A: We talk all of the above approach to emergency production and I believe we have to look at all of the above approach to job creation as well. We can focus also on tourism and timber and small businesses. One example is rural broadband deployment. In rural Minnesota, when the new lottery system came out for the Boundary Waters wilderness, the permits were first come, first served. If you couldn’t get into timely fashion, then you couldn’t participate. Those are things we need to help with in rural Minnesota, including the Iron Range.

With tourism, we have hundreds of thousands of people coming to northeastern Minnesota for the outdoor recreation and activities like hiking, biking, camping, and fishing. We must continue to develop tourism and encourage people to come up to northeastern Minnesota.

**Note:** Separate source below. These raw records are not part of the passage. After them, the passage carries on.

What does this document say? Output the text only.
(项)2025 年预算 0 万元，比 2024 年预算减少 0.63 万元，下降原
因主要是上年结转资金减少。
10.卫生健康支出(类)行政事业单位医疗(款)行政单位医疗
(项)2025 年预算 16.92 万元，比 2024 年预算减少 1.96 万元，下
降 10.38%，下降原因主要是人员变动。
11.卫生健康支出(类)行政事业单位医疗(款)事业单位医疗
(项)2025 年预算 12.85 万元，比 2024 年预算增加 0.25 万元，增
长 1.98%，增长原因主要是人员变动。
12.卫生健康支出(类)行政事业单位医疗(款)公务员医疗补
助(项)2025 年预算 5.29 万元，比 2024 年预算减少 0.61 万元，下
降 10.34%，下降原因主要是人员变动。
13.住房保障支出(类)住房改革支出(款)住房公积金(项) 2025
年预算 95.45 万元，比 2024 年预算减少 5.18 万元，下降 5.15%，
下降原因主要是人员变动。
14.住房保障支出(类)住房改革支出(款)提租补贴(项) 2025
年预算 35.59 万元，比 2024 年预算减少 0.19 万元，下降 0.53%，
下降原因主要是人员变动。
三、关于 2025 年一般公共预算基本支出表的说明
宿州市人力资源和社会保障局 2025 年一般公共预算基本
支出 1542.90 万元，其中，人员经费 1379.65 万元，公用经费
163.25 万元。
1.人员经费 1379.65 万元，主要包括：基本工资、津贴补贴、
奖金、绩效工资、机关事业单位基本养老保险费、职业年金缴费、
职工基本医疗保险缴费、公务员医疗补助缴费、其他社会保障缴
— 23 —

Q: As a former police officer, county commissioner and now politician, how do we fight against a lack of resources for alcohol and drug treatment and mental health on the Iron Range?

A: As a police officer for 23 years, I’ve seen the addiction and opioid crisis. I’ve seen it devastate families. I’ve seen it take lives of people and seen it devastate communities. We have to be ready for these addicts when they call for help. Our doors have to be open when they call for help. There has to be a resource available. Otherwise, if they’re scheduled to come in 30 days later, their decision might change. Timely treatment is critically important. We can’t arrest ourselves out of this equation.

Nobody wakes up in their life and says, ‘I want to be an addict.’ It happens. So, there needs to be prevention. We as a society have to understand that illegal drug use is wrong. We have to talk to our kids about prevention, we have to make sure treatment is there when we need it, and then prosecution. We have to prosecute drug dealers that are killing our kids. Drug dealing is not a victimless crime.

Also, we have to understand one in five adults will have a mental health crisis one time in their life. We have to remove the stigma of having a mental health crisis or mental health issue. We have to remove the stigma. We have to support them. Nurture them. Get them through. In whatever treatment and method appropriate so they can become functioning members of their society again.

Q: What should we expect from you come this next six months in Congress? What are your focuses moving forward? And how would such focuses benefit the district?

A: Jobs and the economy. We talked about getting an infrastructure package put forth. House Speaker Nancy Pelosi controls the floor. We’re trying to push her hard on a really robust infras package on this nation. I don’t want to push this need for updated and new infrastructure on this nation down to our kids and grandkids. We need to make this investment. For example, the deployment of rural broadband is extremely important. Broadband is not a luxury anymore. It’s a necessity. It can help ensure small businesses and manufactures can line up in rural Minnesota. What I’m pushing for in Washington is that rural Minnesota and rural America matter.